Like on the desktop, printing should become a standard with all apps that need them. It’s really frustrating that you need to hack together a solution just to get your tablet and your printer to play well with each other. One easy solution is the USB port I mentioned above, but another is just giving Android the ability to send data to printers in the same network. Also, the solution has to be systemwide so that apps can easily bake in the ability without any additional blood, sweat and tears from the dev. A docking solution like the one above is also an option, though it still needs yet another peripheral.
Ever wondered why Chrome isn’t part of Android even though they are both from the same company? I do too and Google is indeed taking steps to make it so (hopefully it comes sooner rather than later). What Chrome needs on the tablet are a few of the basics: syncing with your desktop browser, easy to use tabs, extension support and of course, it has to stay lightning quick.
This one might take a while. Even though we technically should be seeing huge drops in price of flash memory due to the widespread adoption of this form of storage as well as through Moore’s Law, we’re not seeing it on our tablets. Many buyers expect their bigger device to have bigger storage rather than having the same as their smartphones. MicroSD is a solution but it would be better if we had 256GB on deck, don’t you think? Let’s hope that manufacturers get this going in the next couple of years at the very least.
We used to call it a slate, now it’s a tablet. That’s because slates are used for writing and tablets require you to chip away your letters or in the high-tech sense, tap on your keyboard to write. Tablet PCs are still more widely used in business because of this and some makers like HTC and Samsung have seen the light, thankfully, and are providing solutions. It’s best though if every tablet, at the least all coming Ice Cream Sandwich ones, have handwriting recognition available and for all apps at that.
Oddly enough, while microSD is a mainstay on most smartphones, it mysteriously vanishes when it comes to a few Android tablets. Every tablet should have a slot for external storage so people aren’t forced to pick and choose files to save on their device. Number 4 above isn’t coming any time soon so external slots are really a must. Even better are ones that can accept regular SD cards.

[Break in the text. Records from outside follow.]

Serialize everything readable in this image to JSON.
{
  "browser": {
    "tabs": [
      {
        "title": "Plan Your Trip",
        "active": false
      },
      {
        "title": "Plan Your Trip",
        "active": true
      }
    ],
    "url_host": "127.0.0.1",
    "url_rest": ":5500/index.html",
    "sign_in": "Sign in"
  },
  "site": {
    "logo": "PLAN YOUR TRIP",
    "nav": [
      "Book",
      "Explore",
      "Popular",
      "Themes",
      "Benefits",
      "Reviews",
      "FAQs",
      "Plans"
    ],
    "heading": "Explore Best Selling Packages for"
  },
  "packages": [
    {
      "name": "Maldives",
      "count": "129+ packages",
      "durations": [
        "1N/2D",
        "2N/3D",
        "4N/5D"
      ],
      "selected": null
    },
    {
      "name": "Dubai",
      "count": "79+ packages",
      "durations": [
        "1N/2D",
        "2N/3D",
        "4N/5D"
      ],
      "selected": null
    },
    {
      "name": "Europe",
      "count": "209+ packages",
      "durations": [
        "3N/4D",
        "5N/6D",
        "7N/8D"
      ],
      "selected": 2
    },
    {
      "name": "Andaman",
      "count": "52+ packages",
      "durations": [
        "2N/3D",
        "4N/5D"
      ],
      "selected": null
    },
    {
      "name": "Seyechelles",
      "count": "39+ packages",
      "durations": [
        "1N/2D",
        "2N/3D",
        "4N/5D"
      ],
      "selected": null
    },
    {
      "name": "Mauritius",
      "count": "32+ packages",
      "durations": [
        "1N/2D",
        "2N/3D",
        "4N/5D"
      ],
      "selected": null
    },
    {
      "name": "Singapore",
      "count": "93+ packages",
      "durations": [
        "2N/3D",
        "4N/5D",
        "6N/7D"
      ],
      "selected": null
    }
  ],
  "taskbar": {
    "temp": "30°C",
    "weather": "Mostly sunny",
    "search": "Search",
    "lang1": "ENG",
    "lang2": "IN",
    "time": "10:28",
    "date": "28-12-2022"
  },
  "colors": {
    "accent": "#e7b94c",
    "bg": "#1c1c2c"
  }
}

I’ve tried explaining to people that I do indeed use my tablet for work but no matter how I present it, all they see are my apps for games and social networking. Okay, so it might be partially my fault for not putting in work apps in there but seriously, have you really done any real work on it? One way to break away from this line of though is to make tablets less than “oversized smartphones” and more like “portable workstations”. It’s a niche that netbooks have filled up which sadly should be under the tablet’s domain already. The new ThinkPad might soon break the mold though.
Lenovo is on the right track here when it announced its $199 IdeaPad A1 last week. It’s a decent offering and we’re hoping that other tablet makers will follow suit with more powerful devices. And it’s not just the consumers that will be grabbing those tablets. It will be enterprise customers as well, giving them the push they need to adopt tablets as part of their workflow and making it cheaper for everyone around by buying in bulk.
I’m pretty sure some of these issues are already solved but they don’t need to be solved, they need to be easy to use. To get users to accept tablets, they need to even be more user-friendly than they are now. Ice Cream Sandwich will hopefully be the key but on top of that, the entire Android environment should work to that end so that it can shed the “too technical” belief that people have of Android into something that even your grandmother can use in her sleep.
Oh, and yes those fiery comments you had in mind: I’m ready for them.